Improving Cocos2D Line Drawing: Part 2
Last time I gave an overview of using CCRibbon and GL_Line in creating lines. We were left with 2 major issues. First, the polygons being generated become very irregular when angles start getting steep. Second, texture mapping is not always clean and does not present a line of consistent width. Our art style demands clean, dynamic outlines and front indication. In order to deliver this vision, tech needs to create a custom solution with low overhead. Here is how it was done…
Creating a feature like this can easily become a huge time sink so it is important to start with a list of minimal shipping features. So in seeing what CCRibbon does, and what can be done, we need a line (the SSRibbon class) that:
- Is drawn with an arbitrary amount of points
- Can make any angle cleanly
- Can be textured with any custom texture
- Is antialiased
- Works at every zoom level
Lastly, an interesting test case can determine if the feature is worth keeping or if the visual design needs adjustment. Bastogne is chosen because of its mix of sharp angles and tight curving angles. (Plus it’s currently the default camera location)
Here is where GL_Line really became useful. Instead of trying to create textured version first, visual representations of each step of the line/polygon creation was done in clear easy to distinguish colors. The green line is the first step and represents the input points. (Points input using touches). In order to smooth out the angles the red line shows a Catmull-Rom spline.
This shape was very convenient because it conformed very well to the original line, and does not require additional point data to define the curves. The red line does get away from the green in a few locations, but more importantly it provides data going into and coming out of each hard angle. Each segment is broken into 8 (shown in hard to see dark green) but that amount is controlled so curves of varying smoothness can be created.

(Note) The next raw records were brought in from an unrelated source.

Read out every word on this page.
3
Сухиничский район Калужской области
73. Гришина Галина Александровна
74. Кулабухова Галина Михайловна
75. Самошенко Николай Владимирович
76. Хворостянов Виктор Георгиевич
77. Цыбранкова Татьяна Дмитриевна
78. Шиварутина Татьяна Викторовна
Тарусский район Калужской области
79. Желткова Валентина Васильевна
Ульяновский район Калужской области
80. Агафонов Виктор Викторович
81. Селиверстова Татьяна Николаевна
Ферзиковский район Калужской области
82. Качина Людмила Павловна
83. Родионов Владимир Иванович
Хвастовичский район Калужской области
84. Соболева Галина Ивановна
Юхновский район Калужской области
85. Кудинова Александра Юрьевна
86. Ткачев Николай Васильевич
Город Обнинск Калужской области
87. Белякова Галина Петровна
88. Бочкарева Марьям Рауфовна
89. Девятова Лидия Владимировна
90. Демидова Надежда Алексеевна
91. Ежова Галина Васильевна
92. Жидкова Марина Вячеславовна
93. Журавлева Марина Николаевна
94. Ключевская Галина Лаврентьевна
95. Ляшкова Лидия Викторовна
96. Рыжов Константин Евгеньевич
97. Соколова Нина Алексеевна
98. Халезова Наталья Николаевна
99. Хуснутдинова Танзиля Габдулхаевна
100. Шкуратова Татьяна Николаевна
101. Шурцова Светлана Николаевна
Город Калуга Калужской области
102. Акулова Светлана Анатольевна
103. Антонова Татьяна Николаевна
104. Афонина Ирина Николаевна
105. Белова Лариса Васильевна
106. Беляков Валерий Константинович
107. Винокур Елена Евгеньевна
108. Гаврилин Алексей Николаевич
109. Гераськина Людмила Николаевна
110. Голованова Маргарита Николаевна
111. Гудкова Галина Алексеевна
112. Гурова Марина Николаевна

More polygons didn’t necessarily yield better lines, so a Douglas-Puekar Line Simplification was run on the data. This gives only the points that were necessary to create the curve. The points chosen by this algorithm are shown in bright white. This gave very good results in the shape of the output polygons, but the texture was still getting skewed around hard angles. Above is a failed test of using a velocity function to reduce overlap around tight turns. The chosen lines are skinnier, but it was still messy.
The problem was in still trying to use Rectangles made of 2 triangles! The center of the texture MUST match up with the line data and that will only happen if there is a vertex right on the line. The new shape to create the line now looks like a rectangle with an “X” through it… an X-Plane if you will.
The test case is satisfied and it looks pretty good. One thing to notice about the above image is the jagged edges of the white portion of the outline. This is because the SSRibbon class uses GL_Line if no texture is passed to it. So there are actually two lines being drawn to create the effect.